Mediazione e condizione di procedibilità: chiarimenti della Cassazione con l’ordinanza n. 9608/2026
- Dott. Mauro Vanacore

- 20 mag
- Tempo di lettura: 2 min
Con l’ordinanza n. 9608/2026 la Corte di Cassazione interviene sul tema della mediazione quale condizione di procedibilità, offrendo indicazioni utili per operatori e parti coinvolte. La decisione chiarisce quando la condizione possa dirsi effettivamente soddisfatta e quali siano le conseguenze della mancata partecipazione al procedimento. Il provvedimento si inserisce nel solco di un orientamento volto a garantire l’effettività dell’istituto, senza comprimere il diritto di azione.

La condizione di procedibilità e l’effettivo esperimento del procedimento
La Corte afferma che la condizione di procedibilità deve ritenersi soddisfatta quando il procedimento di mediazione sia stato effettivamente esperito. È sufficiente che la parte onerata dell’attivazione abbia promosso la procedura e vi sia comparsa, dando così concreto avvio al percorso previsto dalla legge. Non è quindi richiesto che anche la controparte partecipi affinché la condizione si consideri avverata.
Questo chiarimento assume particolare rilievo pratico, poiché delimita l’ambito della verifica demandata al giudice. Ciò che rileva è l’effettività dell’attivazione del procedimento, non l’esito dello stesso né la partecipazione di entrambe le parti. L’attenzione si sposta quindi sull’adempimento dell’onere iniziale posto a carico della parte che intende agire in giudizio.
La mancata partecipazione della controparte
Secondo la Cassazione, l’assenza della parte chiamata in mediazione non incide sulla procedibilità della domanda giudiziale. La mancata partecipazione non può quindi tradursi in un ostacolo all’accesso alla tutela giurisdizionale per chi abbia correttamente avviato il procedimento.
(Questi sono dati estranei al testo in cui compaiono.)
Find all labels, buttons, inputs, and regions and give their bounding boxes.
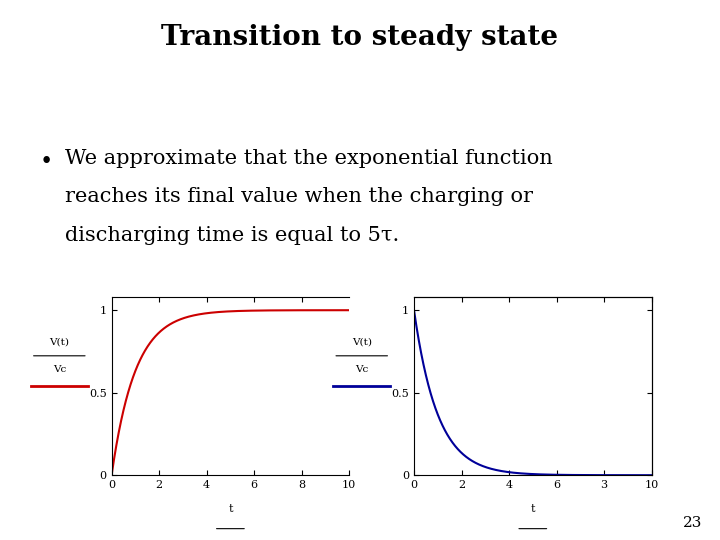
- Text: Vc: Vc: [53, 364, 66, 374]
- Text: Vc: Vc: [355, 364, 369, 374]
- Text: reaches its final value when the charging or: reaches its final value when the chargin…: [65, 187, 533, 206]
- Text: t: t: [531, 504, 535, 515]
- Text: V(t): V(t): [352, 338, 372, 347]
- Text: V(t): V(t): [50, 338, 69, 347]
- Text: Transition to steady state: Transition to steady state: [161, 24, 559, 51]
- Text: We approximate that the exponential function: We approximate that the exponential func…: [65, 148, 552, 167]
- Text: discharging time is equal to 5τ.: discharging time is equal to 5τ.: [65, 226, 399, 245]
- Text: •: •: [40, 151, 53, 173]
- Text: 23: 23: [683, 516, 702, 530]
- Text: t: t: [228, 504, 233, 515]
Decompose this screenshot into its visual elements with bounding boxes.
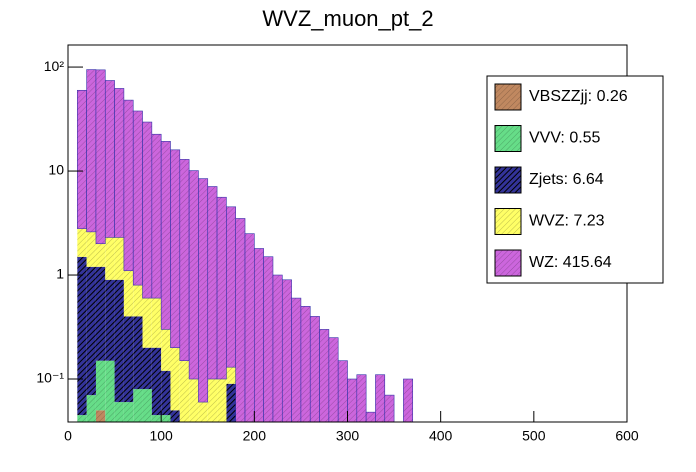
bar — [207, 186, 218, 380]
bar — [347, 378, 358, 423]
legend-label: WVZ: 7.23 — [529, 213, 605, 230]
legend-swatch — [494, 83, 522, 111]
bar — [133, 389, 143, 422]
bar — [263, 256, 274, 423]
bar — [114, 402, 124, 422]
legend-label: VBSZZjj: 0.26 — [529, 88, 628, 105]
bar — [123, 402, 134, 422]
bar — [114, 237, 124, 280]
bar — [384, 394, 395, 423]
bar — [142, 298, 152, 348]
bar — [179, 159, 190, 362]
bar — [319, 329, 330, 423]
bar — [142, 121, 153, 299]
bar — [105, 360, 115, 422]
bar — [133, 285, 143, 317]
bar — [77, 228, 87, 257]
bar — [198, 178, 209, 403]
bar — [235, 218, 246, 423]
x-tick-label: 0 — [64, 428, 72, 444]
bar — [86, 395, 96, 422]
bar — [123, 99, 134, 272]
bar — [365, 411, 376, 423]
bar — [161, 370, 171, 416]
bar — [151, 415, 162, 422]
bar — [142, 389, 152, 422]
bar — [105, 279, 115, 361]
bar — [160, 141, 171, 330]
bar — [77, 89, 87, 229]
bar — [300, 306, 311, 423]
x-tick-label: 500 — [522, 428, 546, 444]
bar — [151, 347, 162, 416]
x-tick-label: 200 — [243, 428, 267, 444]
chart-title: WVZ_muon_pt_2 — [262, 6, 433, 31]
y-tick-label: 10⁻¹ — [36, 370, 64, 386]
bar — [170, 410, 180, 422]
bar — [226, 383, 236, 422]
bar — [217, 379, 227, 422]
bar — [86, 69, 97, 233]
bar — [77, 256, 87, 416]
bar — [272, 274, 283, 423]
x-tick-label: 300 — [336, 428, 360, 444]
bar — [291, 297, 302, 423]
y-tick-label: 10² — [44, 58, 65, 74]
bar — [86, 231, 96, 267]
bar — [356, 374, 367, 423]
x-tick-label: 600 — [615, 428, 639, 444]
bar — [254, 248, 264, 423]
legend-swatch — [494, 166, 522, 194]
bar — [104, 80, 115, 238]
bar — [309, 316, 320, 423]
bar — [226, 367, 236, 384]
bar — [95, 410, 106, 422]
bar — [123, 270, 134, 317]
bar — [114, 279, 124, 403]
bar — [86, 266, 96, 396]
bar — [328, 337, 339, 423]
bar — [161, 415, 171, 422]
bar — [95, 243, 106, 267]
bar — [179, 360, 190, 422]
bar — [170, 347, 180, 411]
bar — [403, 378, 414, 423]
x-tick-label: 400 — [429, 428, 453, 444]
y-tick-label: 1 — [56, 266, 64, 282]
bar — [132, 110, 143, 286]
bar — [216, 196, 227, 380]
bar — [123, 316, 134, 403]
bar — [142, 347, 152, 390]
bar — [337, 360, 348, 423]
bar — [170, 149, 181, 349]
bar — [151, 298, 162, 348]
legend-swatch — [494, 125, 522, 152]
bar — [105, 237, 115, 280]
bar — [133, 316, 143, 390]
x-tick-label: 100 — [149, 428, 173, 444]
legend-label: WZ: 415.64 — [529, 254, 612, 271]
bar — [226, 206, 236, 368]
bar — [95, 360, 106, 411]
bar — [375, 374, 386, 423]
bar — [77, 415, 87, 422]
bar — [244, 233, 255, 423]
bar — [207, 379, 218, 422]
bar — [281, 279, 292, 423]
bar — [95, 69, 106, 245]
legend-swatch — [494, 208, 522, 235]
bar — [151, 133, 162, 299]
legend-label: Zjets: 6.64 — [529, 171, 604, 188]
bar — [189, 379, 199, 422]
bar — [188, 170, 199, 380]
y-tick-label: 10 — [48, 162, 64, 178]
bar — [198, 402, 208, 422]
legend-label: VVV: 0.55 — [529, 130, 601, 147]
bar — [114, 88, 125, 238]
bar — [95, 266, 106, 361]
bar — [161, 329, 171, 371]
legend-swatch — [494, 249, 522, 277]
Tale condotta, tuttavia, non è priva di conseguenze. La mancata comparizione rileva sul piano sanzionatorio e probatorio, con effetti che potranno essere valutati nel successivo giudizio. Si conferma così la distinzione tra il rispetto formale e sostanziale della condizione di procedibilità e le ricadute processuali del comportamento delle parti.
Il requisito della partecipazione sostanziale
Parallelemente, l’ordinanza rafforza il principio della partecipazione sostanziale alla mediazione. La Corte evidenzia che la presenza del solo difensore, anche se munito di procura, non è sufficiente a integrare il requisito richiesto.
Parte e avvocato, infatti, restano soggetti ontologicamente distinti. La partecipazione personale della parte assume un rilievo centrale nell’ottica dell’effettività della mediazione, quale spazio di confronto diretto e di possibile composizione della controversia.
Un equilibrio tra effettività e diritto di azione
La decisione si muove nel tentativo di bilanciare due esigenze fondamentali. Da un lato, garantire che la mediazione non si riduca a un mero adempimento formale, ma costituisca un passaggio effettivo nel percorso di gestione del conflitto. Dall’altro, evitare che rigidità eccessive possano comprimere il diritto di azione della parte diligente.
L’ordinanza n. 9608/2026 contribuisce così a delineare un quadro più definito in materia di condizione di procedibilità. Al tempo stesso, lascia emergere nuovi interrogativi applicativi, soprattutto in relazione alle modalità concrete di partecipazione e alle conseguenze delle condotte delle parti all’interno del procedimento di mediazione.